My thought is that the sheer nobility of what is commemorated above, here, will be of interest to some -- also the controversy, as the appreciation of Les Lieux de Mémoire of modern France, of which Oradour-sur-Glane is one of the leading examples, has changed several times, over 50 years, and deserves consideration once again as always -- every nation has its Scoundrel Times, occasionally, and it is nice to remember that occasionally there have been genuine heroes too.

And, simply from a bibliographic point of view, that such a cultural monument should nowadays be so accessible... I was greatly moved, when I first read the accounts of the Second World War and of the Résistance, as a young boy back in the 1950s -- and then when I saw some of the physical evidence of "all that", during my first personal visits to Europe a decade later -- that these memories have been kept alive, but also at last made so accessible, to so many, is one of our modern marvels now 60 or 70 years later, I believe.

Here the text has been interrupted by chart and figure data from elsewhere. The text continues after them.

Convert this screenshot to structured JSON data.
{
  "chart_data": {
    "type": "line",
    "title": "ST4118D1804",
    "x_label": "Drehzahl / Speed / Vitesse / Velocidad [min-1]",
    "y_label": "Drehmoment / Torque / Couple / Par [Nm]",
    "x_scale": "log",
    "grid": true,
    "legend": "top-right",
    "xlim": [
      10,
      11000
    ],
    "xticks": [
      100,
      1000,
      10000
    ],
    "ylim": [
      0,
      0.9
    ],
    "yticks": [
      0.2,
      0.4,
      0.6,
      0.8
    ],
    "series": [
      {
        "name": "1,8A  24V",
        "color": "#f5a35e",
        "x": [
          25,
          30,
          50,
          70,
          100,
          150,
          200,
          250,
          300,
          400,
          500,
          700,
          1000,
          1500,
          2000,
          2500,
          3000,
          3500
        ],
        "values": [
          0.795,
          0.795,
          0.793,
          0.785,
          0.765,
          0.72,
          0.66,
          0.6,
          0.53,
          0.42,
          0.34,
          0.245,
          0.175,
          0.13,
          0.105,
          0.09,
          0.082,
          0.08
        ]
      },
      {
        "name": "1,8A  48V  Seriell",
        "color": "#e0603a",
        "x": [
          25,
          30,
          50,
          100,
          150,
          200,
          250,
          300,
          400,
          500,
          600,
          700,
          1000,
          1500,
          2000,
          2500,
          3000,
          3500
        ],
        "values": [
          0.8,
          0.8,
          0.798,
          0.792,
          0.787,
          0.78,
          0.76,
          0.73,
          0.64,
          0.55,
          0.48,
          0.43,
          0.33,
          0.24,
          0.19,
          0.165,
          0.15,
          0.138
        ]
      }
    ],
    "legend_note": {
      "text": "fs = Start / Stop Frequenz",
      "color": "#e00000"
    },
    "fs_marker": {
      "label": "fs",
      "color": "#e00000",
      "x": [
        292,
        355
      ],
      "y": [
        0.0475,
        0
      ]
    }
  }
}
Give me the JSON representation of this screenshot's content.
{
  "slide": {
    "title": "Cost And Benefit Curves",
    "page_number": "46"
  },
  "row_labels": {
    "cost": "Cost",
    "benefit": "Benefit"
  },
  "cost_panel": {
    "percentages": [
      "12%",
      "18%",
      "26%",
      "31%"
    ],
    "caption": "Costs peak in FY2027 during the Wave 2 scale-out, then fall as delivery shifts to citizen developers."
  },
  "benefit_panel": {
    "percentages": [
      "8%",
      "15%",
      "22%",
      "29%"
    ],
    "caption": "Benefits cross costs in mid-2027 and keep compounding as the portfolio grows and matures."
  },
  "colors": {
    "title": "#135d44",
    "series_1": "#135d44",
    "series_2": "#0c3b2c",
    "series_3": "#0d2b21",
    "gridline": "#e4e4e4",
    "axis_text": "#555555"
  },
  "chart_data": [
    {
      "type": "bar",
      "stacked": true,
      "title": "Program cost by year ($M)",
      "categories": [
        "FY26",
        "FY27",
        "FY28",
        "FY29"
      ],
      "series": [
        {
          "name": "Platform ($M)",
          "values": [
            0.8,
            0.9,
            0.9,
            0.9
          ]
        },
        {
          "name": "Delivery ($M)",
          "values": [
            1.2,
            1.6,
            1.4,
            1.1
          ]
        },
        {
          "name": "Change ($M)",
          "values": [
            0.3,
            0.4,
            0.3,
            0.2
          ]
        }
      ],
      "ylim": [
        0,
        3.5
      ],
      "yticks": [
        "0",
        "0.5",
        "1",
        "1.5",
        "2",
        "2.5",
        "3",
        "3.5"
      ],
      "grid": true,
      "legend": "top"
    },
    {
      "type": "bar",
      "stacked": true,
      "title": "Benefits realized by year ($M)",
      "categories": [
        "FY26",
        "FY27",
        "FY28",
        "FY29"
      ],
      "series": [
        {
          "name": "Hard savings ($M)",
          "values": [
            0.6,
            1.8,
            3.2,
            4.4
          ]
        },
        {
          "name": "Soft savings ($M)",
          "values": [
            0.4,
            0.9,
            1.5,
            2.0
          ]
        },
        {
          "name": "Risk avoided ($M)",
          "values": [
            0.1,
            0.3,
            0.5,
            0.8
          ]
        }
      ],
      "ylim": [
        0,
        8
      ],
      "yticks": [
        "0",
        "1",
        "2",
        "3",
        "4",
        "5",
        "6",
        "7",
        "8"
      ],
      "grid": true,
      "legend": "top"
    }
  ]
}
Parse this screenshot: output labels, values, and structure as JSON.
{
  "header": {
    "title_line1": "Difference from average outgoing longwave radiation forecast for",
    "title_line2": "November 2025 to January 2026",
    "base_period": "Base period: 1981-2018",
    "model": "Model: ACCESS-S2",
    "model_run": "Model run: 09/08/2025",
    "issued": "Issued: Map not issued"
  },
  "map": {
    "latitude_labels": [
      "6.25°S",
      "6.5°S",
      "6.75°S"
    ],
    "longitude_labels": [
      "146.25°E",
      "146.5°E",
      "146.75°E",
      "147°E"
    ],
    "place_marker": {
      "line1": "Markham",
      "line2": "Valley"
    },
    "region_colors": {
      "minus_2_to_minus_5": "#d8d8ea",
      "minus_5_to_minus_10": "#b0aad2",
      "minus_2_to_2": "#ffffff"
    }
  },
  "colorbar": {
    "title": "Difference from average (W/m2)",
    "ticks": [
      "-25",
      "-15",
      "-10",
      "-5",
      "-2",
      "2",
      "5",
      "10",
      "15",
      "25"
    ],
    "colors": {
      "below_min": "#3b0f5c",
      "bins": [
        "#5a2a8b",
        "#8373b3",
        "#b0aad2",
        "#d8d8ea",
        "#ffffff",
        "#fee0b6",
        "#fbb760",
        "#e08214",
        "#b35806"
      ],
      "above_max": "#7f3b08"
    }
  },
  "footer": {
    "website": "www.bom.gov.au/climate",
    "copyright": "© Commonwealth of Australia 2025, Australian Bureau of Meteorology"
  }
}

So much gets forgotten, so quickly and completely.

There are "written" and "digital" resources, then -- also profound physical evidence -- at and about the inspiring if terrible events of the phenomenon the French call "Oradour-sur-Glane". View the website on GoogleEarth, visit the physical place, read the "written" record, dial-up / log into the "digital" -- there are many ways to "remember" an event, and so many more of them are available, now, than there used to be.

So, perhaps humanity will do a better job of "remembering" its past, now -- perhaps not, as we are seeing this week, so sadly, in Fukushima-ken and Miyagi-ken and maybe even soon in Tokyo if the winds blow wrong -- but at least the French, at Oradour-sur-Glane, have made a good effort to remember, using all the old and new media available. One hopes that the rest of us will do the same now, regarding "nuclear energy" and the many other issues presenting themselves, to all of us around the globe, this week in Japan. Rarely do things happen for the very first time.

And it is not enough, to have simply a flood of digital "data" -- we need to add knowledge, to that data, so that it truly becomes "information" -- and then we need to add experience, to that, at least in memory and preferably hands-on, if we are to transmute our information-overload flood into true "wisdom"...

We must learn, from our data and our science: we need good "information", and true "wisdom".

It now is many years, since "Oradour-sur-Glane", and that has not been repeated -- perhaps because we have kept that memory alive -- we are not there yet, it seems, with "nuclear energy", but one hopes that we will get there soon, with that issue as well.